Selam verip karşısındaki gri koltuğa oturdum. Ellerimi dizlerimin üstünde birleştirip söze girmesini bekledim, savunmasız gibi hissediyordum. Gerçekten aşina olmadığım bir histi. Sanki yaptığı suç karşısında ezilmiş savunmasız düşmüş biri gibiydi vücut postürüm, bunun farkındalığıyla doğruldum en azından daha dik oturuyordum.

'Luna, ' yarım yamalak çıkan L harfi tüm dikkatimi dudaklarına çekti. Devam etti ' seninle konuşmamız gereken birkaç konu var.' Dönen sandalyesine iyice yaslanıp kollarını gövdesinin önünde birleştirdi, sesi şimdi daha toktu.

'Sizi dinliyorum' bir ara boş bulunup dirseğimi masasına koyuyordum ki son anda kendime mani oldum. Ne diyeceğini o kadar merak ediyordum ki bu içimde beni kemiren lanet bir gerginliğe sebep olmuştu.
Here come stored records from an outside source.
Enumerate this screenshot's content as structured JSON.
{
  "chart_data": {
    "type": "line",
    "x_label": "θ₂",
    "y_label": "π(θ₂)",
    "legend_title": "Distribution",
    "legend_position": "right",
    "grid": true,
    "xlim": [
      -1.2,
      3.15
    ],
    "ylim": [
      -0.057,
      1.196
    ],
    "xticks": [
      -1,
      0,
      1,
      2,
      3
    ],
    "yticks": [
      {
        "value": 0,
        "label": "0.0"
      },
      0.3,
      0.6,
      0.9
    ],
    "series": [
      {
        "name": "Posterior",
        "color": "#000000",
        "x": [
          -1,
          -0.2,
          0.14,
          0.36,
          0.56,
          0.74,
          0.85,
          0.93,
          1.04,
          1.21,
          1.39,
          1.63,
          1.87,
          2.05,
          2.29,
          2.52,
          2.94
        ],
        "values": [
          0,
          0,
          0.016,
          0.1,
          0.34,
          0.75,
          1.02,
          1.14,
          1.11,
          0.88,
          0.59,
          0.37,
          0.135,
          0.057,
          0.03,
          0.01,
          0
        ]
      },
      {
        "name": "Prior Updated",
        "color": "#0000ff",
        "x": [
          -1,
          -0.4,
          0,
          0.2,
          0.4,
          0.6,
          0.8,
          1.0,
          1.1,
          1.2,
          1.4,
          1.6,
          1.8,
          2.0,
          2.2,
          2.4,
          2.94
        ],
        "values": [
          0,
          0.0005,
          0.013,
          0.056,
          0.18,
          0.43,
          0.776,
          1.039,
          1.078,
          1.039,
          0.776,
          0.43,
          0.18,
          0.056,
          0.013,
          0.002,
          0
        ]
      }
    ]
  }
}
Ne yapacağımı ne diyeceğimi bilemiyordum. Kalbim kulaklarımda atıyordu, biliyordum ki bir konuya girse rahatlayacaktım ama işte... Beklemek zorundaymışım gibi hareket ediyordu.

Dudaklarını ıslatıp söze girdi 'Şu fotoğraflar hala etrafta dönüyor, yayan kişinin sasaeng olduğunu biliyoruz ve onunla hukuksal bir sürecin içindeyiz. Bu süreç içinde senin de ifadene başvuracaklardır. Seni bu konuda bilgilendirmek için çağırdım.' İşte bu şaşılacak şeydi. Böyle bir mesele için şirket ceosu sizi ayağına çağırmazdı. Avukatlar devreye girer gerekli konuda sizi bilgilendirirdi. Siz böyle büyük kişilerle muhattap olmazdınız. Daldığım düşüncelerden çıkmam birkaç saniyemi aldı, 'Bu arada bunları henüz hayranlar bilmiyor fakat öğrenmeleri yakındır. Diğer yandan bu olayda grup çok nefret aldı, medyaya yansımayan olumsuzluklarla baş etmek zorunda kaldık. Herkes için zor bir süreçti.' Bakışlarını gözlüğünün üstünden bana yöneltip devam etti. ' Ayrıca Namjoon marka itibar sıralamasında hayli geriledi. Aldığı nefret ve tehdit mesajlarını saymıyorum bile.' İç çekti, benim içim bunaldı. Her olay bir domino taşı gibiydi biri yıkılınca diğerleri de şerit halinde yer ile buluşuyordu. İstemsiz parmaklarımı saçlarımdan geçirdim. Ortalık iyice karışmıştı anlaşılan, böyle bir konunun bu kadar uzayabileceği aklımın ucundan bile geçmezdi takık hayranlar işte diye geçirdim içimden bir yandan da kendime kızdım. Böyle bir durumda aşk acısı çeker gibi olan tavırlarıma kızdım.

'Olanlar için üzgünüm fakat ifademi avukatlarınıza iletebilirdim beni buraya çağırmanız sizin için daha kötü değil mi? Yani bu camiada fazla görünmemem gerekiyor.' Sonunu soru sorar gibi bitirmiştim. Mümkün olduğunca uzak durmaya çalışıyordum; aslında bana denileni yapıyordum ben; ama bir şekilde yine yollarımız çakışıyordu. İki paralel doğrunun üstünde ilerlediğimizi sanıyordum. Anlaşılan büyük bir düzlemde iç içe geçen halkalardan oluşuyorduk. Her dönemeçte karşılaşıyorduk çünkü. Artık olanlar benim kontrolümün çok dışındaydı, ne oluyorsa spontone gelişiyordu. Biraz sıkıntılı bir süreçti benim için, kontrolüm dışında gelişen şeyler beni az da olsa gererdi. Kapı çaldı, kafamı istemsiz o yöne çevirdim. Bang Shi Hyuk'un kısa bir onaylamasıyla kapı açıldı. Gelen az önceki kadındı birkaç dosya bırakıp çıktı. Bang Shi Hyuk oturduğu yerden masaya eğilip gelen dosyanın içindeki her sayfaya tek tek baktı. Sanki beni unutmuştu, çok odaklanmıştı. Öksürme gereği duydum, elindeki dosyayı önüme koydu.